Le musée enraciné
L’architecte paysagiste suisse Enzo Ena collectionne les arbres comme d’autres les oeuvres d’art. Une passion qu’il expose en bordure du lac de Zurich, dans une mise en scène poétique et minimaliste qui incite à la contemplation.
L’architecte paysagiste suisse Enzo Eno collectionne les arbres comme d’autres les oeuvres d’art.
Les essences se dressent au coeur d’une scénographie minérale.

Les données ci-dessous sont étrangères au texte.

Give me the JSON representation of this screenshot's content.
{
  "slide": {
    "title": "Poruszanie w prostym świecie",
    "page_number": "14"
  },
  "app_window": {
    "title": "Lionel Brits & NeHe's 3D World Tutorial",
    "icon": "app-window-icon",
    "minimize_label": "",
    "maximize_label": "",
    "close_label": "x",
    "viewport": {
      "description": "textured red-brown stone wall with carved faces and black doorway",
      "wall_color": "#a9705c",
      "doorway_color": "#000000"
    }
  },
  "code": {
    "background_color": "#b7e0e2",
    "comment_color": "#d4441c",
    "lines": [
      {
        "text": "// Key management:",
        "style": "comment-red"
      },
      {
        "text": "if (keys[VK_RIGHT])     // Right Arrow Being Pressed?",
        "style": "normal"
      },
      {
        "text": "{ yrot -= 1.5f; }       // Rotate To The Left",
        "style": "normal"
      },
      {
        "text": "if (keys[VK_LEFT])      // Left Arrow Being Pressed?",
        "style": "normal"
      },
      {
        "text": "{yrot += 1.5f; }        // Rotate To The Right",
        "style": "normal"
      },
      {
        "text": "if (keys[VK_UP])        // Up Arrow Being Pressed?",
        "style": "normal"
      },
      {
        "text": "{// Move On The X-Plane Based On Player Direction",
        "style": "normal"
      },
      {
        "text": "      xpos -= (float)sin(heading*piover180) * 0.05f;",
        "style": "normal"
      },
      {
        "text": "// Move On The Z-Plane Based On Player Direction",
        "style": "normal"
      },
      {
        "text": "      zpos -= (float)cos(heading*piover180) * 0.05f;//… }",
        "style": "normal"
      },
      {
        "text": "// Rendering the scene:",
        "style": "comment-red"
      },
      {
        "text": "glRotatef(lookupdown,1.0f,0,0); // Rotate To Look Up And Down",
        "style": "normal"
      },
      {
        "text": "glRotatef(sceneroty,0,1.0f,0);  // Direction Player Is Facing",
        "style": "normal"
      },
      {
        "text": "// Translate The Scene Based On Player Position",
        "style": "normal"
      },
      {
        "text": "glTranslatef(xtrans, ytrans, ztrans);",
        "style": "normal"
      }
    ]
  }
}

Des chantiers et des clients prestigieux, Enzo Ena les compte aux quatre coins du monde. Mais c’est dans la petite ville de Rapperswil-Jona, à une trentaine de kilomètres au sud de Zurich, qu’il faut chercher sa vraie nature. Celle d’un antiquaire très particulier qui remplace les objets anciens par des arbres centenaires et les expose comme des sculptures. Son musée est un jardin sans fleurs, planté au coeur d’un domaine de plus de sept hectares prêté par les religieuses de l’abbaye cistercienne voisine, séduites par la beauté du projet. “Il n’existe pas deux arbres semblables, explique Enzo Ena. On tombe amoureux d’une chose unique au monde, comme pour une oeuvre d’art.” Depuis près de vingt ans, selon une technique exigeante inspirée de la culture des bonsaïs, il déplante les essences merveilleuses qu’il découvre lors de voyages proches ou lointains, puis les enracine dans son parc tranquille. L’érable rouge du japon, le parrotie de Perse, le magnolia de Soulanges et l’orme champêtre deviennent alors des êtres à part entière. Chacun trône dans sa “chambre en plein air” délimitée par un muret de pierre aux allures de ruine antique qui crée la perspective et, comme un cadre autour d’une huile, rehausse la couleur d’un feuillage, la grâce d’une branche, la dentelle d’une feuille, le noueux d’un tronc. L’arbre petit à petit effleure la paroi, s’y adosse, l’envahit et transforme un paysage qu’on parcourt avec un sentiment d’infinie quiétude. Car au fil des pièces de cette galerie à ciel ouvert, un homme sensible et savant a fait surgir une forêt rêvée née des amours de l’art et de la nature.